Thursday, May 31, 2007

In Praise of: Rocketo by Frank Espinosa

I have to admit, I have been fully sucked into the mind of Frank Espinosa. His Rocketo charms, cajoles, tugs, pushes and pulls you into a wholly fascinating world: a world of far future, with different races, different continents, different lingo and a different back story that I’m sure reads better in the trade than in stand-alone issues.

I slowly became aware of Rocketo the way that one hears about a great band still doing the club circuit: a word here, a small review there, a graphic purloined here… the same way that I found myself at an Earl Greyhound show months ago. I finally stumbled onto the first Rocketo trade at a convention and snapped it up. (I had yet to run into any of the single issues whatsoever, so I'm not aware of how the format is effecting the artwork in the least, but it makes me wonder a little bit why I've never seen any of the singles.)

Espinosa takes us so deep into his own mythology thats its a wonder we ever climb out at all. Journey to the Hidden Sea is the title of the first collection, and what a journey it is. Where as there are many Tolkien scholars that will tell you Lord of the Rings is really about language, I would venture to say that Rocketo, the story, is really about Rocketo, the man, and the voyage of discovery, in just about every meaningful way, micro and macro.
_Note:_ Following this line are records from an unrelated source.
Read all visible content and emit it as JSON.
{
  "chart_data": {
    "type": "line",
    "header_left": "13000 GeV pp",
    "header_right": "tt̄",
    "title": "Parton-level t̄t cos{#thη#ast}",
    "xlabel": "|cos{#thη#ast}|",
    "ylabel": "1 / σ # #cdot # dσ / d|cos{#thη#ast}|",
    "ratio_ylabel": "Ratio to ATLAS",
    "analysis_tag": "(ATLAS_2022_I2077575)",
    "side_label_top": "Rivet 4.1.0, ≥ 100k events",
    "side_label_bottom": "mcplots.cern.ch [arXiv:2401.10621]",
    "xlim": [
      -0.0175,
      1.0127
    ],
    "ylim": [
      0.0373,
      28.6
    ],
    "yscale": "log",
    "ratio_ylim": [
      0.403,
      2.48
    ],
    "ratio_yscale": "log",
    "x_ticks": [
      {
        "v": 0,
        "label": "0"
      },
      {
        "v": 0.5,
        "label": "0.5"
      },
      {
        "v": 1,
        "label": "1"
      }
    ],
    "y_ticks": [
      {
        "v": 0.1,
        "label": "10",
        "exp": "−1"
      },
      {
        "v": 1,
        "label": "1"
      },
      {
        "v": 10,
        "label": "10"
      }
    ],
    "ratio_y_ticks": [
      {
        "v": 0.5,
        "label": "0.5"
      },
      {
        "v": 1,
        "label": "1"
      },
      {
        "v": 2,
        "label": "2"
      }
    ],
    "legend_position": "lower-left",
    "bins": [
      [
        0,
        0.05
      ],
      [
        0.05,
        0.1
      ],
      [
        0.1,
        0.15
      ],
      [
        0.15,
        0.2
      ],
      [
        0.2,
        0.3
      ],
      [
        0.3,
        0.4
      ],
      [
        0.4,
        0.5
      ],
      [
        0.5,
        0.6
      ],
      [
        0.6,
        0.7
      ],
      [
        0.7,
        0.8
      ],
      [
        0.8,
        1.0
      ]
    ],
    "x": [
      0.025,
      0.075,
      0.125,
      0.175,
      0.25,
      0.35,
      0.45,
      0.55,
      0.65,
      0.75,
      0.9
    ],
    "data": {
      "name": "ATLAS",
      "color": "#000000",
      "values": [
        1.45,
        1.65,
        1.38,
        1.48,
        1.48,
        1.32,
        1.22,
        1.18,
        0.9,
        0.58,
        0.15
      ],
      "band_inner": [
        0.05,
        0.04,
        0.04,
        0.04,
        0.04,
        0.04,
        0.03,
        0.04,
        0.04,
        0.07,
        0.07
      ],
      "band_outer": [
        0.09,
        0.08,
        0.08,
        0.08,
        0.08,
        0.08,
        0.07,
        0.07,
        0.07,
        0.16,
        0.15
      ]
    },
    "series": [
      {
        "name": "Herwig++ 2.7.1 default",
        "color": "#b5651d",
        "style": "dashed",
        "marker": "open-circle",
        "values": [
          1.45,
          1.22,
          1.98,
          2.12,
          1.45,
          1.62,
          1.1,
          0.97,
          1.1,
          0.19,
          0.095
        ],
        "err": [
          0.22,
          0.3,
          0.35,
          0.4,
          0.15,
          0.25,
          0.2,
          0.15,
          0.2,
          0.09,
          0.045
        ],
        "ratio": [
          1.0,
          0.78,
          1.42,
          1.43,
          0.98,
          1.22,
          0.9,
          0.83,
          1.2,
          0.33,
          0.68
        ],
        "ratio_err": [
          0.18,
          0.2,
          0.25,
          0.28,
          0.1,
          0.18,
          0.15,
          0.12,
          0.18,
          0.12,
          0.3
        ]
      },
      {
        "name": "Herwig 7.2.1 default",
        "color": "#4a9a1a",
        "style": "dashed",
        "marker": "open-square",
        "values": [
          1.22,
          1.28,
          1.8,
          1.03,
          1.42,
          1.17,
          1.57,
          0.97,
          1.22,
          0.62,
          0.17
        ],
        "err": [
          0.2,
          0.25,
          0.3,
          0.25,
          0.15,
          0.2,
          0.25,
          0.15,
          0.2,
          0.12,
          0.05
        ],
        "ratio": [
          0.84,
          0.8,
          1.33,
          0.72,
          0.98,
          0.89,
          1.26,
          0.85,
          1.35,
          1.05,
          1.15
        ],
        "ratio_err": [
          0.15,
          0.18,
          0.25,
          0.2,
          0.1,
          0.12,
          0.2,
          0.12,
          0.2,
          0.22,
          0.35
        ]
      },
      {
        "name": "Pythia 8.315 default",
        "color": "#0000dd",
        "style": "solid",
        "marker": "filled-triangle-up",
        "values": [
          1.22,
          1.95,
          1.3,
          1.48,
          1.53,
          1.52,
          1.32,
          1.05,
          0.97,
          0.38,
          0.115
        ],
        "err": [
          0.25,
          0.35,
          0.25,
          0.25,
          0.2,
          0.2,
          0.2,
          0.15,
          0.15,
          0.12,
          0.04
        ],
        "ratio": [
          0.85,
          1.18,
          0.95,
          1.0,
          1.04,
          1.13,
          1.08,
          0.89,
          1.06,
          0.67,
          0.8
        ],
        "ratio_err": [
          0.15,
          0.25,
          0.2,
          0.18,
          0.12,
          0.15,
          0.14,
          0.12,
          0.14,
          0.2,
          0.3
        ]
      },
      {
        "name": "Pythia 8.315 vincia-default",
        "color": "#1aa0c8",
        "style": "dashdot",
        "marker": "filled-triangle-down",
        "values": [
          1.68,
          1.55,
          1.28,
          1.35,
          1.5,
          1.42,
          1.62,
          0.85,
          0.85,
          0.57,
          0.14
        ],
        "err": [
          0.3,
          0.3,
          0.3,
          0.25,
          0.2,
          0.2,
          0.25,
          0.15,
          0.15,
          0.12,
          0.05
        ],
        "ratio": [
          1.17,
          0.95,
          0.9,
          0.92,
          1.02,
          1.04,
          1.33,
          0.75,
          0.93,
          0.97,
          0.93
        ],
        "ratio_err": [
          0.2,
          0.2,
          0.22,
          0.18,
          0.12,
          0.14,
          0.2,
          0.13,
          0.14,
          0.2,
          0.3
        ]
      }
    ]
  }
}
I wouldn't wonder that Espinosa knows Darwyn Cooke, since both are certainly comfortable with the bold, thick line style that takes us, as comic historians, all the way back to Scorchy Smith. Perhaps it is Espinosa's use of color that separates him from the pack, as well his apparent desire to reduce entire panels to only the relevant shadows (perhaps his only storytelling flaw in the first collection). The book, as these two pieces illustrate, have a bravura quality with the color that is fascinating to watch, and when the group finally hits the Hidden Sea, extremely effective in conveying just what a bizarre world we're journeying into.
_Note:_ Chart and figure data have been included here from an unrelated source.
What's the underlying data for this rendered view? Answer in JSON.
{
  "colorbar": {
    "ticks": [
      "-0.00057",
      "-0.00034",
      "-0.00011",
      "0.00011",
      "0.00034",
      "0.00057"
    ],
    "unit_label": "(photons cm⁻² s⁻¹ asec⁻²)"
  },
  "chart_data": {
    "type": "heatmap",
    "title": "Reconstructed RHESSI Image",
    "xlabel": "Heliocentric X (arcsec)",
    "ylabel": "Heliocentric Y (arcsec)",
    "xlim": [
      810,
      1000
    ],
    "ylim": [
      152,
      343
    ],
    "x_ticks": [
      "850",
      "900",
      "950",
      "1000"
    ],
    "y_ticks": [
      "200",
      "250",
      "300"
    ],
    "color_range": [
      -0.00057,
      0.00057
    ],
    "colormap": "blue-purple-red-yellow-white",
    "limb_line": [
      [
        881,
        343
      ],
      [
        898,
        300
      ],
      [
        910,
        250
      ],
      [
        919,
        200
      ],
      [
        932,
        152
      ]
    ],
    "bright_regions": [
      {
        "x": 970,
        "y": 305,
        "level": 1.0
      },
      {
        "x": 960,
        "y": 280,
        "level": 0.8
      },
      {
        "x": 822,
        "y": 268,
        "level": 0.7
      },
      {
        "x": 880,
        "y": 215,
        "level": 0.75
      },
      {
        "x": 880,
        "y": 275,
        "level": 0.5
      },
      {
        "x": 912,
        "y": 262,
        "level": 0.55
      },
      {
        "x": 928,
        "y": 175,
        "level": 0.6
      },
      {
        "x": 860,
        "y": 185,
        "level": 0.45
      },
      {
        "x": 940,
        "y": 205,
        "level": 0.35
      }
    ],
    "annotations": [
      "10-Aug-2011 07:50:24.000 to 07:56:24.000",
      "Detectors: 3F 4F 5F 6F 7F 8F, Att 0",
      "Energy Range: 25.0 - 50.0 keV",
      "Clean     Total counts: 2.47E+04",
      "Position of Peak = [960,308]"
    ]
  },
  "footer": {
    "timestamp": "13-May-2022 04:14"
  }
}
If there is subtext, we might be reminded of those "that would rip the heart out of mystery, hold it up to the light for all to see." If there is anything that is happening here, it is the desire for a complete immersion into an unfamiliar world, something that reignites our child-like sense of wonder, before we saw other survivors of Kryton, before we knew where the Joker came from, before we saw what other Time Lords looked like, in short, before we had all our questions answered. Here, we have almost none answered, and thats the very best part.